Johnson & Johnson and ViiV Healthcare co-developed Cabenuva (cabotegravir and rilpivirine). Cabotegravir is an investigational drug currently being studied to treat and prevent HIV infection, while rilpivirine reduces the enzyme activity in HIV-infected cells. 

FDA approved Cabenuva as the first and only complete long-acting HIV-1 treatment regimen in January 2021 based on trial results which showed that 1,182 virologically suppressed HIV-positive adults continued to show virologic suppression with Cabenuva use.   

The expanded approval includes eligible adolescents with no history of treatment failure. Providers can administer the drug to patients once a month or every two months.  

“HIV remains one of the most significant challenges in global health, and as part of our decades-long commitment to fighting HIV, Janssen is working tirelessly to advance innovative new treatment options for young people living with HIV,” James Merson, PhD, global therapeutic area head of infectious diseases at Janssen Research & Development, said in the announcement.  

“With this milestone, we’re continuing to redefine how HIV can be managed so that even more people, including adolescents, can benefit from long-acting injectable therapies,” Merson continued.  

In 2020, there were approximately 37.7 million people across the globe with HIV. Of these people, 36 million were adults and 1.7 million were children aged up to 14 years of age.  
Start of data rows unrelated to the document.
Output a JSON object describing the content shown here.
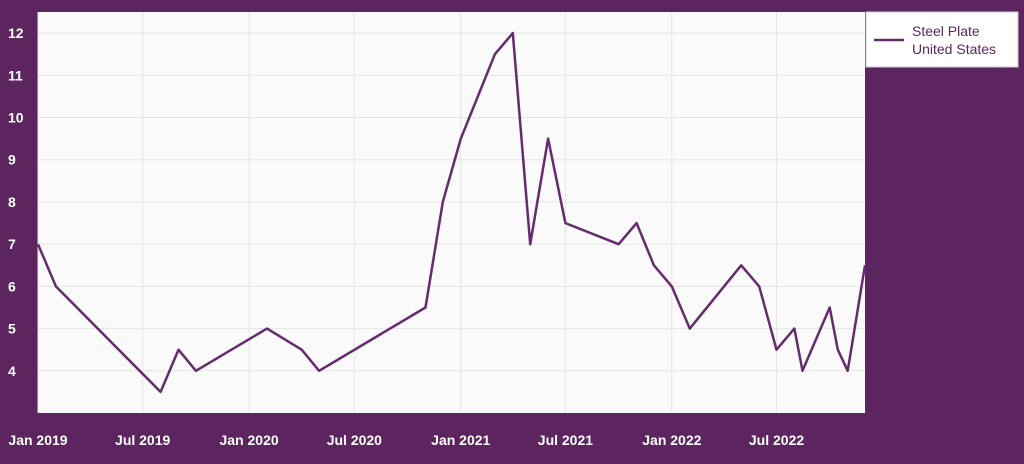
{
  "chart_data": {
    "type": "line",
    "title": "",
    "xlabel": "",
    "ylabel": "",
    "ylim": [
      3,
      12.5
    ],
    "xlim": [
      "2019-01-01",
      "2022-12-01"
    ],
    "grid": true,
    "legend_position": "top-right",
    "colors": {
      "background": "#5c2560",
      "plot_background": "#fafafa",
      "grid": "#e6e6e6",
      "line": "#652b6e",
      "tick_text": "#ffffff",
      "legend_text": "#5c2560"
    },
    "y_ticks": [
      {
        "value": 4,
        "label": "4"
      },
      {
        "value": 5,
        "label": "5"
      },
      {
        "value": 6,
        "label": "6"
      },
      {
        "value": 7,
        "label": "7"
      },
      {
        "value": 8,
        "label": "8"
      },
      {
        "value": 9,
        "label": "9"
      },
      {
        "value": 10,
        "label": "10"
      },
      {
        "value": 11,
        "label": "11"
      },
      {
        "value": 12,
        "label": "12"
      }
    ],
    "x_ticks": [
      {
        "value": "2019-01-01",
        "label": "Jan 2019"
      },
      {
        "value": "2019-07-01",
        "label": "Jul 2019"
      },
      {
        "value": "2020-01-01",
        "label": "Jan 2020"
      },
      {
        "value": "2020-07-01",
        "label": "Jul 2020"
      },
      {
        "value": "2021-01-01",
        "label": "Jan 2021"
      },
      {
        "value": "2021-07-01",
        "label": "Jul 2021"
      },
      {
        "value": "2022-01-01",
        "label": "Jan 2022"
      },
      {
        "value": "2022-07-01",
        "label": "Jul 2022"
      }
    ],
    "series": [
      {
        "legend_lines": [
          "Steel Plate",
          "United States"
        ],
        "points": [
          {
            "x": "2019-01-01",
            "y": 7
          },
          {
            "x": "2019-02-01",
            "y": 6
          },
          {
            "x": "2019-08-01",
            "y": 3.5
          },
          {
            "x": "2019-09-01",
            "y": 4.5
          },
          {
            "x": "2019-10-01",
            "y": 4
          },
          {
            "x": "2020-02-01",
            "y": 5
          },
          {
            "x": "2020-04-01",
            "y": 4.5
          },
          {
            "x": "2020-05-01",
            "y": 4
          },
          {
            "x": "2020-11-01",
            "y": 5.5
          },
          {
            "x": "2020-12-01",
            "y": 8
          },
          {
            "x": "2021-01-01",
            "y": 9.5
          },
          {
            "x": "2021-03-01",
            "y": 11.5
          },
          {
            "x": "2021-04-01",
            "y": 12
          },
          {
            "x": "2021-05-01",
            "y": 7
          },
          {
            "x": "2021-06-01",
            "y": 9.5
          },
          {
            "x": "2021-07-01",
            "y": 7.5
          },
          {
            "x": "2021-10-01",
            "y": 7
          },
          {
            "x": "2021-11-01",
            "y": 7.5
          },
          {
            "x": "2021-12-01",
            "y": 6.5
          },
          {
            "x": "2022-01-01",
            "y": 6
          },
          {
            "x": "2022-02-01",
            "y": 5
          },
          {
            "x": "2022-05-01",
            "y": 6.5
          },
          {
            "x": "2022-06-01",
            "y": 6
          },
          {
            "x": "2022-07-01",
            "y": 4.5
          },
          {
            "x": "2022-08-01",
            "y": 5
          },
          {
            "x": "2022-08-15",
            "y": 4
          },
          {
            "x": "2022-10-01",
            "y": 5.5
          },
          {
            "x": "2022-10-15",
            "y": 4.5
          },
          {
            "x": "2022-11-01",
            "y": 4
          },
          {
            "x": "2022-12-01",
            "y": 6.5
          }
        ]
      }
    ]
  }
}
FDA based its expanded indication for Cabenuva on studies in adults and children. Researchers confirmed that Cabenuva was safe and well-tolerated with a safety profile consistent with cabotegravir plus rilpivirine in all trials.  
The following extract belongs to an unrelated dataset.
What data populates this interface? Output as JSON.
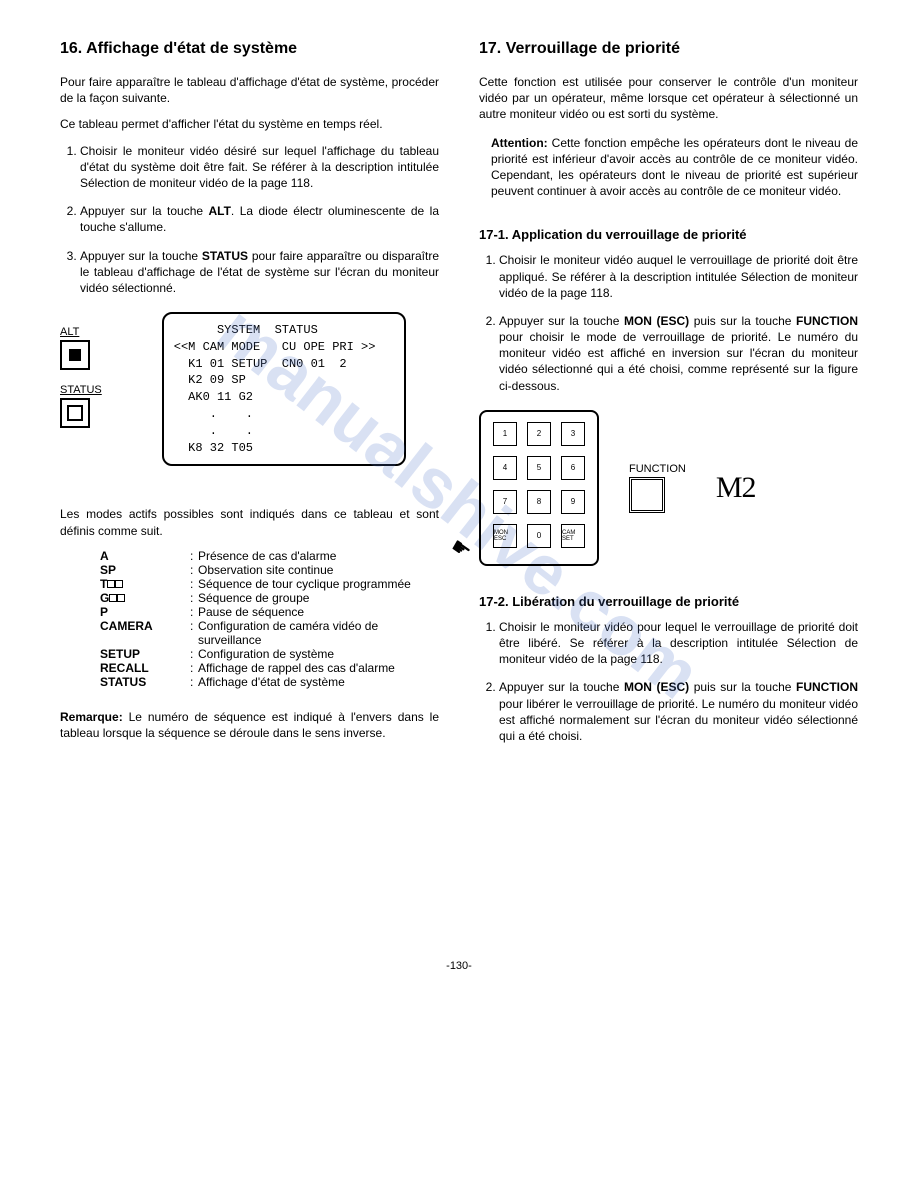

FDA Approves Novo Nordisk’s Ozempic for Type 2 Diabetes  

FDA recently approved Novo Nordisk’s semaglutide injection, Ozempic, to treat adults with type 2 diabetes.  
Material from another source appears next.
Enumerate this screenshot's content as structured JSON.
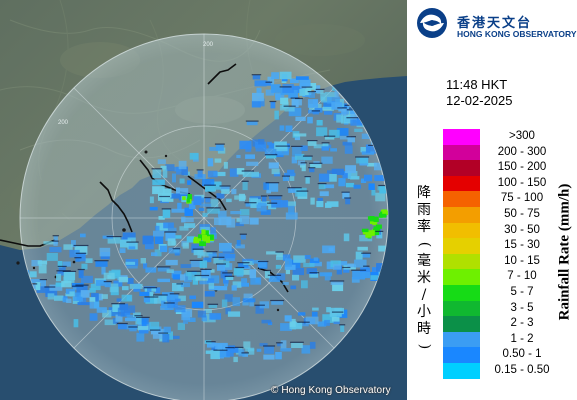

Ozempic is now approved in the US for 0.5, 1.0, and 2.0 mg doses. The drug also reduces the risk of major cardiovascular events, including heart attack, stroke, or death in adults with type 2 diabetes and known heart disease.  

“We are pleased with the FDA approval for a higher 2.0 mg dose of Ozempic®, which further supports our purpose of driving change in diabetes care,” Martin Lange, executive vice president of development at Novo Nordisk, said in the announcement.  

“The approval of the 2.0 mg dose allows more people with type 2 diabetes to achieve and maintain individualized glycaemic targets and remain on the same medication for longer as their needs evolve,” Lange continued.  

FDA based its approval on results from the SUSTAIN FORTE trial. In the trial, individuals achieved a statistically significant and superior reduction in HbA1c at week 40 compared to 1.0 mg of semaglutide. Notably, both doses of semaglutide had a safe and well-tolerated profile.  

Novo Nordisk expects to launch Cabenuva in the second quarter of 2022.  

FDA Approves Seizure Treatment  

FDA recently approved Ztalmy to treat seizures associated with cyclin-dependent kinase-like 5 (CDKL5) deficiency disorder (CDD) in patients two years of age and older.  

CDD is a rare developmental epileptic encephalopathy caused by the CDKL5 gene. Patients with CDD generally have infantile-onset epilepsy that doesn’t respond to currently available treatment options, FDA stated.  

Ztalmy is the first treatment for seizures associated with CDD and specifically for CDD.  

FDA based the approval on results from a randomized, double-blind clinical trial in patients 2–19 years of age. All patients in the trial had confirmed CDKL5 gene mutation, seizures inadequately controlled by at least two previous treatment regimens, and a minimum average of 16 major motor seizures per 28 days two months before screening.  

Participants treated with Ztalmy saw a 31% median reduction in the 28-day frequency of significant motor seizures versus a 7% reduction in patients who received a placebo.